Was bleibt da noch für mich? Wozu kann ich mich bekennen? Zu meiner Liebe zu den USA!

Wie viel Tony Soprano steckt in Chris Christie?


Das ist keine Ironie, ich meine das vollkommen ernst, auch wenn ich im antiamerikanischen Deutschland damit zu einer verschwindend kleinen Minderheit gehöre. Aber muss man, also ich, ein Land nicht lieben, das Politiker wie Chris Christie hervorbringt, den Gouverneur des pittoresken Bundesstaats New Jersey?

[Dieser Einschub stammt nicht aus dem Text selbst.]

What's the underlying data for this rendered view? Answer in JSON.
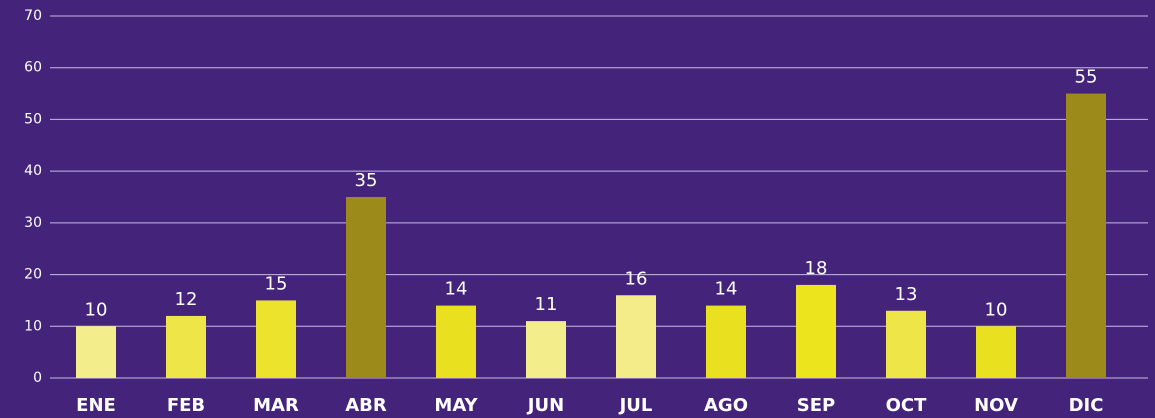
{
  "chart_data": {
    "type": "bar",
    "categories": [
      "ENE",
      "FEB",
      "MAR",
      "ABR",
      "MAY",
      "JUN",
      "JUL",
      "AGO",
      "SEP",
      "OCT",
      "NOV",
      "DIC"
    ],
    "values": [
      10,
      12,
      15,
      35,
      14,
      11,
      16,
      14,
      18,
      13,
      10,
      55
    ],
    "colors": [
      "#f4ed8c",
      "#eee548",
      "#ebe32c",
      "#9c8a1a",
      "#e9e11f",
      "#f4ed8c",
      "#f3ec88",
      "#e9e11f",
      "#ece41d",
      "#eee548",
      "#e9e11f",
      "#9c8a1a"
    ],
    "ylim": [
      0,
      70
    ],
    "yticks": [
      0,
      10,
      20,
      30,
      40,
      50,
      60,
      70
    ],
    "grid": true
  }
}
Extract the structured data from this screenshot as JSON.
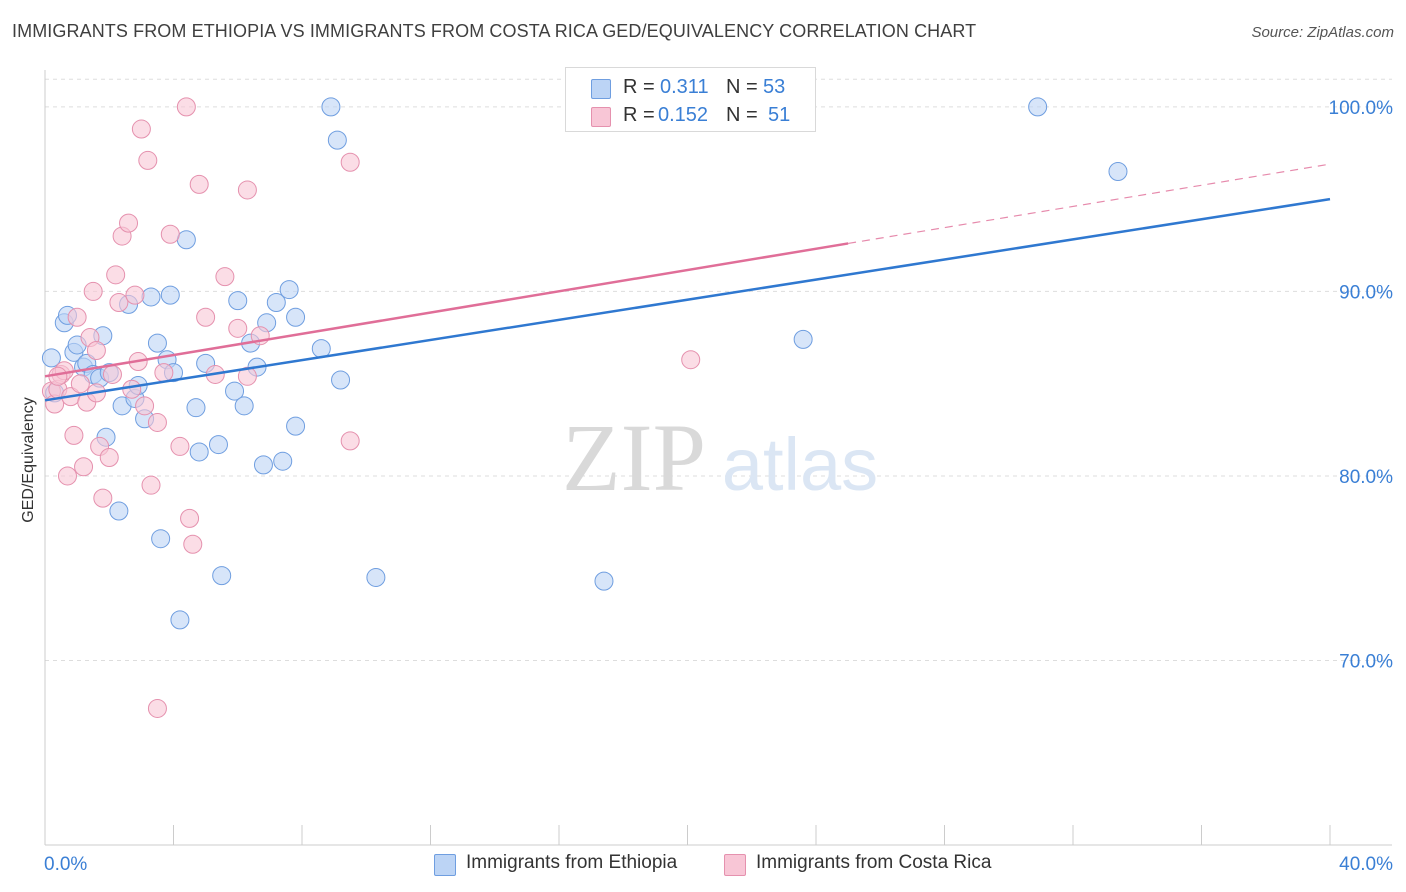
{
  "title": "IMMIGRANTS FROM ETHIOPIA VS IMMIGRANTS FROM COSTA RICA GED/EQUIVALENCY CORRELATION CHART",
  "source": "Source: ZipAtlas.com",
  "watermark": {
    "zip": "ZIP",
    "atlas": "atlas"
  },
  "colors": {
    "ethiopia_fill": "#bcd4f5",
    "ethiopia_stroke": "#6f9ee0",
    "ethiopia_line": "#2f78d0",
    "costarica_fill": "#f8c6d6",
    "costarica_stroke": "#e591ae",
    "costarica_line": "#e06e98",
    "tick_label": "#3a7fd5",
    "grid": "#dddddd"
  },
  "legend_top": {
    "rows": [
      {
        "r_label": "R =",
        "r_value": "0.311",
        "n_label": "N =",
        "n_value": "53"
      },
      {
        "r_label": "R =",
        "r_value": "0.152",
        "n_label": "N =",
        "n_value": "51"
      }
    ]
  },
  "legend_bottom": [
    "Immigrants from Ethiopia",
    "Immigrants from Costa Rica"
  ],
  "chart_data": {
    "type": "scatter",
    "xlabel": "",
    "ylabel": "GED/Equivalency",
    "xlim": [
      0,
      40
    ],
    "ylim": [
      60,
      102
    ],
    "x_tick_labels": [
      "0.0%",
      "40.0%"
    ],
    "y_ticks": [
      70,
      80,
      90,
      100
    ],
    "y_tick_labels": [
      "70.0%",
      "80.0%",
      "90.0%",
      "100.0%"
    ],
    "grid": true,
    "legend_position": "top-center",
    "series": [
      {
        "name": "Immigrants from Ethiopia",
        "points": [
          [
            0.2,
            86.4
          ],
          [
            0.6,
            88.3
          ],
          [
            0.7,
            88.7
          ],
          [
            0.9,
            86.7
          ],
          [
            1.0,
            87.1
          ],
          [
            1.2,
            85.9
          ],
          [
            1.3,
            86.1
          ],
          [
            1.5,
            85.5
          ],
          [
            1.7,
            85.3
          ],
          [
            1.8,
            87.6
          ],
          [
            1.9,
            82.1
          ],
          [
            2.0,
            85.6
          ],
          [
            2.3,
            78.1
          ],
          [
            2.4,
            83.8
          ],
          [
            2.6,
            89.3
          ],
          [
            2.8,
            84.2
          ],
          [
            2.9,
            84.9
          ],
          [
            3.1,
            83.1
          ],
          [
            3.3,
            89.7
          ],
          [
            3.5,
            87.2
          ],
          [
            3.6,
            76.6
          ],
          [
            3.8,
            86.3
          ],
          [
            3.9,
            89.8
          ],
          [
            4.0,
            85.6
          ],
          [
            4.2,
            72.2
          ],
          [
            4.4,
            92.8
          ],
          [
            4.7,
            83.7
          ],
          [
            4.8,
            81.3
          ],
          [
            5.0,
            86.1
          ],
          [
            5.4,
            81.7
          ],
          [
            5.5,
            74.6
          ],
          [
            5.9,
            84.6
          ],
          [
            6.0,
            89.5
          ],
          [
            6.2,
            83.8
          ],
          [
            6.4,
            87.2
          ],
          [
            6.6,
            85.9
          ],
          [
            6.8,
            80.6
          ],
          [
            6.9,
            88.3
          ],
          [
            7.2,
            89.4
          ],
          [
            7.4,
            80.8
          ],
          [
            7.6,
            90.1
          ],
          [
            7.8,
            88.6
          ],
          [
            7.8,
            82.7
          ],
          [
            8.6,
            86.9
          ],
          [
            8.9,
            100.0
          ],
          [
            9.1,
            98.2
          ],
          [
            9.2,
            85.2
          ],
          [
            10.3,
            74.5
          ],
          [
            17.4,
            74.3
          ],
          [
            23.6,
            87.4
          ],
          [
            30.9,
            100.0
          ],
          [
            33.4,
            96.5
          ],
          [
            0.3,
            84.5
          ]
        ]
      },
      {
        "name": "Immigrants from Costa Rica",
        "points": [
          [
            0.2,
            84.6
          ],
          [
            0.3,
            83.9
          ],
          [
            0.4,
            84.7
          ],
          [
            0.5,
            85.5
          ],
          [
            0.6,
            85.7
          ],
          [
            0.7,
            80.0
          ],
          [
            0.8,
            84.3
          ],
          [
            0.9,
            82.2
          ],
          [
            1.0,
            88.6
          ],
          [
            1.1,
            85.0
          ],
          [
            1.2,
            80.5
          ],
          [
            1.3,
            84.0
          ],
          [
            1.4,
            87.5
          ],
          [
            1.5,
            90.0
          ],
          [
            1.6,
            86.8
          ],
          [
            1.7,
            81.6
          ],
          [
            1.8,
            78.8
          ],
          [
            2.0,
            81.0
          ],
          [
            2.1,
            85.5
          ],
          [
            2.2,
            90.9
          ],
          [
            2.3,
            89.4
          ],
          [
            2.4,
            93.0
          ],
          [
            2.6,
            93.7
          ],
          [
            2.7,
            84.7
          ],
          [
            2.8,
            89.8
          ],
          [
            2.9,
            86.2
          ],
          [
            3.0,
            98.8
          ],
          [
            3.1,
            83.8
          ],
          [
            3.2,
            97.1
          ],
          [
            3.3,
            79.5
          ],
          [
            3.5,
            82.9
          ],
          [
            3.5,
            67.4
          ],
          [
            3.7,
            85.6
          ],
          [
            3.9,
            93.1
          ],
          [
            4.2,
            81.6
          ],
          [
            4.4,
            100.0
          ],
          [
            4.5,
            77.7
          ],
          [
            4.6,
            76.3
          ],
          [
            4.8,
            95.8
          ],
          [
            5.0,
            88.6
          ],
          [
            5.3,
            85.5
          ],
          [
            5.6,
            90.8
          ],
          [
            6.0,
            88.0
          ],
          [
            6.3,
            95.5
          ],
          [
            6.3,
            85.4
          ],
          [
            6.7,
            87.6
          ],
          [
            9.5,
            97.0
          ],
          [
            9.5,
            81.9
          ],
          [
            20.1,
            86.3
          ],
          [
            0.4,
            85.4
          ],
          [
            1.6,
            84.5
          ]
        ]
      }
    ],
    "trend_lines": [
      {
        "series": "Immigrants from Ethiopia",
        "x": [
          0,
          40
        ],
        "y": [
          84.1,
          95.0
        ]
      },
      {
        "series": "Immigrants from Costa Rica",
        "x": [
          0,
          25
        ],
        "y": [
          85.4,
          92.6
        ],
        "dashed_extension_to": [
          40,
          96.9
        ]
      }
    ]
  }
}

Für alle, die noch nie von ihm gehört haben: Christie sieht aus wie eine schlechte Kopie von Tony Soprano, dem Mafiaboss aus der Fernsehserie "The Sopranos" - übrigens auch ein, wenn gleich fiktiver Sohn des Garden States, wie Liebhaber das weitgehend zubetonierte New Jersey gerne nennen.

Christie ist dabei auch nicht irgendein unwichtiger US-Provinzfürst, sondern war bisher einer der aussichtsreichsten Kandidaten für die Präsidentschaftskandidatur der Republikaner 2016. 

Seit dieser Woche rätselt die Welt aber darüber, wie viel von Tony Soprano in Chris Christie steckt. Am Mittwoch nämlich gelangte eine E-Mail an die Öffentlichkeit, geschrieben im vergangenen August von Christies stellvertretender Stabschefin Bridget Kelly. Empfänger der Mail: David Wildstein, nach Medienberichten ein alter Schulfreund des Gouverneurs, laut Christies Darstellung, Stand Donnerstag, eher ein Typ, der zufällig auf derselben Highschool war wie er. Wildstein arbeitete in leitender Funktion für die "Port Authority", eine gemeinsame Behörde der Staaten New Jersey und New York. Der Behörde untersteht unter anderem die George Washington Bridge, eine von drei Straßenverbindungen zwischen Manhattan und New Jersey und immerhin die meistbefahrene Brücke der USA.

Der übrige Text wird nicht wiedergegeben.